When I turned around, I realized my mistake. I had been facing the wrong direction. Everyone had been holding their cameras up to take a selfie with him because he had been behind us the entire time. And now, there was a huge gap between James Franco and me. He was surrounded. I tried to move parallel to him to catch up with him, but people swarmed. I couldn’t let him slip away from me, though, especially when what we had was true love, even if he didn’t know it yet.

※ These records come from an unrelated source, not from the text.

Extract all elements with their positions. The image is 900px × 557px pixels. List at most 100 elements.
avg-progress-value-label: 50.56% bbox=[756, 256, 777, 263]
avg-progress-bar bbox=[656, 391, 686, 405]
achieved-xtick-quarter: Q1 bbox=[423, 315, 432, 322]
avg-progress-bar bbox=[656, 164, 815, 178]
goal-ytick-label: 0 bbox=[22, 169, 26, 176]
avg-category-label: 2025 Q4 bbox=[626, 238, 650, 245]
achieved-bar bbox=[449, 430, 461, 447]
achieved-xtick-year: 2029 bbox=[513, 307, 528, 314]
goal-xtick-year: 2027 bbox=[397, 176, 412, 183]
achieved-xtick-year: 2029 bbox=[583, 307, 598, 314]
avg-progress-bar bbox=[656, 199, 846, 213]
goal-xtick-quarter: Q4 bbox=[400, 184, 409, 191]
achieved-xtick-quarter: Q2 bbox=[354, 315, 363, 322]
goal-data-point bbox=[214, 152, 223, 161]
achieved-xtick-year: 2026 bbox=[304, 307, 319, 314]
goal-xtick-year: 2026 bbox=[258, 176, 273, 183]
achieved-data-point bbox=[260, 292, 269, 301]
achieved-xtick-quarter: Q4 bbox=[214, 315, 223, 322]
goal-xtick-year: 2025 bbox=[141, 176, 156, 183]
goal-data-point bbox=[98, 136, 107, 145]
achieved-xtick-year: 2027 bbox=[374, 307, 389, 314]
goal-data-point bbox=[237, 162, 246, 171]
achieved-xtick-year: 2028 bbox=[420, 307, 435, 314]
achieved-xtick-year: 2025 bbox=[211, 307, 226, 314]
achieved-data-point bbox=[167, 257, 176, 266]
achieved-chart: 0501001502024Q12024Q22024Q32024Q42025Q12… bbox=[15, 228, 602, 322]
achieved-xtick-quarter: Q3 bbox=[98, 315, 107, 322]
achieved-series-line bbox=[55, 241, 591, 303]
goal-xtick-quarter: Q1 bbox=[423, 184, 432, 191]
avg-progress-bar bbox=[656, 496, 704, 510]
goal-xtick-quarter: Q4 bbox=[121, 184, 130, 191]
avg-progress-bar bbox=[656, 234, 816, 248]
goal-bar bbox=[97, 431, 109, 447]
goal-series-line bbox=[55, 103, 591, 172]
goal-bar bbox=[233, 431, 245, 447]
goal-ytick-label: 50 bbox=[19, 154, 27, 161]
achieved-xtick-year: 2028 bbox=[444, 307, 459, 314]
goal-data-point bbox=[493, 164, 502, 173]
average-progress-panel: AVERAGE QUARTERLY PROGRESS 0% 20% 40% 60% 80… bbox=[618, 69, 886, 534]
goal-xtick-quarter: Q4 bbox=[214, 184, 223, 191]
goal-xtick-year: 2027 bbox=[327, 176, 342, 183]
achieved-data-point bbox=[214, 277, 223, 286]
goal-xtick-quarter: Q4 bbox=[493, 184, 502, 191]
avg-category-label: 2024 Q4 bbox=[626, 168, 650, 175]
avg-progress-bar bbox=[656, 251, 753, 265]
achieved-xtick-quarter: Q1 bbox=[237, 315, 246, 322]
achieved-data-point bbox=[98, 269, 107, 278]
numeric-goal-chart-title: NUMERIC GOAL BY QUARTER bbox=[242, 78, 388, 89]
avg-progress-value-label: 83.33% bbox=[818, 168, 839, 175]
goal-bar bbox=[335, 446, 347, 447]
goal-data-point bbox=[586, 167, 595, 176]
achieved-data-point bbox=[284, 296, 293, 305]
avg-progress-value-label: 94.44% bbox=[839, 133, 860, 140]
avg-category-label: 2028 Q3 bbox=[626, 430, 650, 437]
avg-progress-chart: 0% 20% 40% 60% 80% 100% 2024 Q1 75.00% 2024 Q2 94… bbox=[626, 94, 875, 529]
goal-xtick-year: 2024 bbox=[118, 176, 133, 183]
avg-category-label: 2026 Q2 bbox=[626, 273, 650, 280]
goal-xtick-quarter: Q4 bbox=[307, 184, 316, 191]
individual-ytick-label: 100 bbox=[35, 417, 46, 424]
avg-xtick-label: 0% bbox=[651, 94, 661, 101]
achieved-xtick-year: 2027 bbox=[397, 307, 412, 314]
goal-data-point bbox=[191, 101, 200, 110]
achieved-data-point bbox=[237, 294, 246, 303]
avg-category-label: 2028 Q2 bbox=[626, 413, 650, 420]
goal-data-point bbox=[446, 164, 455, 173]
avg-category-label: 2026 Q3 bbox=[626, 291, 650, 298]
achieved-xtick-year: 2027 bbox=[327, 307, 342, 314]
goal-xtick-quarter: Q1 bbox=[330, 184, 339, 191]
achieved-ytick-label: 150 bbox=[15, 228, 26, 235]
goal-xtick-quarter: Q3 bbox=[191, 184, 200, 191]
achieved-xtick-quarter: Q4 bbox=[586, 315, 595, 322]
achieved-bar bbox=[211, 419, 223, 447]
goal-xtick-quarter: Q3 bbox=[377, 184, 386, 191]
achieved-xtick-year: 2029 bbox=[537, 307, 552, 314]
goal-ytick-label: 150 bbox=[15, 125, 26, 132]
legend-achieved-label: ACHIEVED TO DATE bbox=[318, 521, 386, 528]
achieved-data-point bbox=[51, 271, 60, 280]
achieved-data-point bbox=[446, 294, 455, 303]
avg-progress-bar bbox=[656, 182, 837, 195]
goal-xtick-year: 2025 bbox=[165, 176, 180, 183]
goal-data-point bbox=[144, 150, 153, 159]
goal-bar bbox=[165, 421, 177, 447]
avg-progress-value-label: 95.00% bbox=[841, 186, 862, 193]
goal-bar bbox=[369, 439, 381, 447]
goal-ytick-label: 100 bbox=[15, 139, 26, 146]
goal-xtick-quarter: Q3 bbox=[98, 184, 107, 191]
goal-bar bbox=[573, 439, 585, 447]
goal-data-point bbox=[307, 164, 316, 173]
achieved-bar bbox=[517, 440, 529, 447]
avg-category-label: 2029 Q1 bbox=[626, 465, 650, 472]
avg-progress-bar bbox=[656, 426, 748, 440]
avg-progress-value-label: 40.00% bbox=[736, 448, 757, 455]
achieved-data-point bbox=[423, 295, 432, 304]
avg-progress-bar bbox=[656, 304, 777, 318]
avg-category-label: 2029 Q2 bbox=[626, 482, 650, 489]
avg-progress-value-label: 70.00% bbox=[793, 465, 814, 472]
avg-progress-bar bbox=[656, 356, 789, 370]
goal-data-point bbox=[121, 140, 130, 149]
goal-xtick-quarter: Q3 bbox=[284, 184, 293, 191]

That’s when my Jimmy Neutron brain-blast occurred. Since James was moving down the line, I would just run to a spot before he reached it, and since James had a security guard to push him through, he moved faster than the crowd did, so I would be able to take a picture with James before the crowd caught him again. For the first time in my life, I voluntarily ran, and I stood waiting for him to walk behind me, while dabbing the sweat away from my face. But when he stood directly behind me, I died along with my brain. I couldn’t help it; James Franco was touching the back of my right arm. When I came back to life, he hadn’t moved, and I realized that the camera on my iPhone was still facing forward. So with a shaking hand, I tapped the screen of my iPhone and changed the direction I was taking a picture in and took a selfie with James Franco.
After that, James Franco continued to move down the line. I looked at him as he walked away, and my mind played the saddest ballad it could muster. For not only was James Franco so much more devilishly handsome than he appeared in movies and had a smile that made me grateful to be alive, but I had confirmed what I knew all along, I was in love.
Despite my thirteen years of planning, nothing occurred as I had intended it to. Turns out you can’t rehearse for reality, but that might not be such a bad thing. Because, who knows? Maybe your reality will surprise you.